While back home in Michigan over Divine Mercy weekend, I had the pleasure of browsing the Mecosta Book Gallery and coming home with my first Gothic fiction work of local literary hero and celebrated thinker and writer Russell Kirk, an unjacketed, former library edition of Old House of Fear.

Too few people, perhaps, know of Russell Kirk today. Even growing up a few miles from the tall brick house where he dwelt and wrote, and with his four daughters not far from me in age, all I knew growing up was that a eccentric writer supposedly lived in that big house. Such knowledge was wasted on my teenage self; had I known he was one of the foremost conservative political thinkers of the last century and a novelist to boot, I may have postponed Yale for a year and ultimately saved myself the trouble and the expense.

But I didn’t — and now I’m playing catchup.

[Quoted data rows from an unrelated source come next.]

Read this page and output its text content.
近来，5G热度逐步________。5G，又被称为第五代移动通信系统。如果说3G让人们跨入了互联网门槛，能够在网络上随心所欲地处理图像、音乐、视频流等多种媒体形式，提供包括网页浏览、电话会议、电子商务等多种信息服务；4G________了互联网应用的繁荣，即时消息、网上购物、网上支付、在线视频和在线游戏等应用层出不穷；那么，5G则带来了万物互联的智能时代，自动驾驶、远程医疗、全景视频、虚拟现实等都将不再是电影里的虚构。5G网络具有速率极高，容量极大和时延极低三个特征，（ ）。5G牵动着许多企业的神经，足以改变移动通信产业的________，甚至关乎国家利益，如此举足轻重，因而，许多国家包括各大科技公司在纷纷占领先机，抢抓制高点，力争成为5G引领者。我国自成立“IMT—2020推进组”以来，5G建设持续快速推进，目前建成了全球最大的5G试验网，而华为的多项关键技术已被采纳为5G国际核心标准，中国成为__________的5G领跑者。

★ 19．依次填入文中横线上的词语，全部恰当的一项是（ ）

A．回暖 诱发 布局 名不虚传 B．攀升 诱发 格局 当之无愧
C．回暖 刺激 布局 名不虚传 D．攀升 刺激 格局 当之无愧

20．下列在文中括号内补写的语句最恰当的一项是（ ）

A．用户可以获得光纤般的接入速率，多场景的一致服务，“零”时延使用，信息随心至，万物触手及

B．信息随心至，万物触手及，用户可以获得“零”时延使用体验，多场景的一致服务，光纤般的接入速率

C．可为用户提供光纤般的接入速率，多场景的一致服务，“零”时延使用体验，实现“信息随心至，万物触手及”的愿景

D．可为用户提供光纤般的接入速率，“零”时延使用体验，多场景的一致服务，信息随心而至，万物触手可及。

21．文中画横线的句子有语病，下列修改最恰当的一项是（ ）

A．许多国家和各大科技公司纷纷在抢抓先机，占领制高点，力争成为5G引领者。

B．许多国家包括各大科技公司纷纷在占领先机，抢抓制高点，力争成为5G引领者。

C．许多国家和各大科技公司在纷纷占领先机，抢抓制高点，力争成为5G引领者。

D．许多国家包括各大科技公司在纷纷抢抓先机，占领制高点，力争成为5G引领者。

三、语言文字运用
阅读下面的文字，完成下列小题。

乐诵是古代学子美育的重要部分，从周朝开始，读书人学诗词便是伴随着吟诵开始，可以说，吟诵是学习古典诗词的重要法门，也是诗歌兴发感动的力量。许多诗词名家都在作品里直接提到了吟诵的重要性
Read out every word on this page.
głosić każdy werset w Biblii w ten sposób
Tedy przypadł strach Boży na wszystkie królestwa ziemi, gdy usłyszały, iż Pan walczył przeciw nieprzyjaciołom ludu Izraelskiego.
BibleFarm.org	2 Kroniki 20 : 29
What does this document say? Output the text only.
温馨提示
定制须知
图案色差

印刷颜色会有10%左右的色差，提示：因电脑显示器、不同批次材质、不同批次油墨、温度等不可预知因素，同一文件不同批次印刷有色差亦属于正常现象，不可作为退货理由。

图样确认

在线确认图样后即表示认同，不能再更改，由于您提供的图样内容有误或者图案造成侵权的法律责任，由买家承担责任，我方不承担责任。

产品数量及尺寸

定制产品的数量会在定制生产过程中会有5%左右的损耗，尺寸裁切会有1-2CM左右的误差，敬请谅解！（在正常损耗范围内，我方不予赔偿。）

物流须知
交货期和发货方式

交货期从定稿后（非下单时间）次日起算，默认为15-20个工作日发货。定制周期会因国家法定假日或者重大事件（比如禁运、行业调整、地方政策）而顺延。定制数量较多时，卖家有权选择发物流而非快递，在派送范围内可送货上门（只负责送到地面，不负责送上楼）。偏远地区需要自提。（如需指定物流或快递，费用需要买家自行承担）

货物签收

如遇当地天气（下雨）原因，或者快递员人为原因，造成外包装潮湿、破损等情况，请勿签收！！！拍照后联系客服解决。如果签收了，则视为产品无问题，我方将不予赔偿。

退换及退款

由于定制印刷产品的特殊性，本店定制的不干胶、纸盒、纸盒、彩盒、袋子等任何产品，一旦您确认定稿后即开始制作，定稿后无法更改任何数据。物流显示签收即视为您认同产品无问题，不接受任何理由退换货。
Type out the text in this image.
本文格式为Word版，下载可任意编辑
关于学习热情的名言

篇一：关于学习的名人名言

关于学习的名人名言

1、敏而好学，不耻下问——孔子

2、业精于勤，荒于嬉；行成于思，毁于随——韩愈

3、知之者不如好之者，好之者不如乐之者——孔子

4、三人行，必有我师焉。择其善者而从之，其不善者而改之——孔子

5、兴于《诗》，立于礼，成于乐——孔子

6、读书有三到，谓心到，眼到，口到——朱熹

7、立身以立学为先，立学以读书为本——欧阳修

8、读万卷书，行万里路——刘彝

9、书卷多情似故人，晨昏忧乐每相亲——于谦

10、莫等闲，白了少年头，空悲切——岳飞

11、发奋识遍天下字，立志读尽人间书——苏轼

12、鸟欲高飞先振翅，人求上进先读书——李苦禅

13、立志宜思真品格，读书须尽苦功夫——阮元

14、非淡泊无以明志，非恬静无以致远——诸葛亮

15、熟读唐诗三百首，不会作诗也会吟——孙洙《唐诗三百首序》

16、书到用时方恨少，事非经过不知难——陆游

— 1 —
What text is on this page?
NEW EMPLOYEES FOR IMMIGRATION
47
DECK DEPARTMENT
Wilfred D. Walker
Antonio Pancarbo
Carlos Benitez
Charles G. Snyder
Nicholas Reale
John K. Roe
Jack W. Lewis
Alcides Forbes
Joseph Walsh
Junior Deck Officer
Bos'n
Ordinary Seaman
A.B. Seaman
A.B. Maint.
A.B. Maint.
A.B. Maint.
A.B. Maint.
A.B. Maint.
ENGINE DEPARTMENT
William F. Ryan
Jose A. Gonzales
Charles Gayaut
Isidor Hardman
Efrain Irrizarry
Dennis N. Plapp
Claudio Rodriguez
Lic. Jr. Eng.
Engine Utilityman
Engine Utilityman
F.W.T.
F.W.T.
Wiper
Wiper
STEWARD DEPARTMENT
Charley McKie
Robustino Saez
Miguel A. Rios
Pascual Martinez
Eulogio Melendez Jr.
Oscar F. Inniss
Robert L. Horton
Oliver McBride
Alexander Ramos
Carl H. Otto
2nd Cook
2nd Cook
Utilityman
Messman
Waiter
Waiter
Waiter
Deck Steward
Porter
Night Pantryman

I would describe Old House of Fear as a Gothic men’s adventure story: equal parts ghostly yarn, murder mystery, and manful romance. Our protagonist is sent by his employer, a Scottish-American industrialist intent on buying his family’s ancestral home on the remote Scottish island of Carnglass. The requisite castle has an ominous name — the House of Fear — though in its ancestral Gaelic it would be spelled fir or fhir and means “man.” What begins as a challenging business transaction with a strange old widow becomes a treacherous tale of intimidation, terrorism, and murder, involving Communists and occultists, as well as more run-of-the-mill ruffians, a beautiful red-headed niece who may also be a witch, and the ever-present shadow of a legend: a grostesque, three-eyed goat-man said to haunt the island from time immemorial.

It is a quick and satisfactory read, if a bit tidier than I expected at the end. I enjoyed it thoroughly and recommend it wholeheartedly…if you can find it! If not, I may be convinced to loan it to you!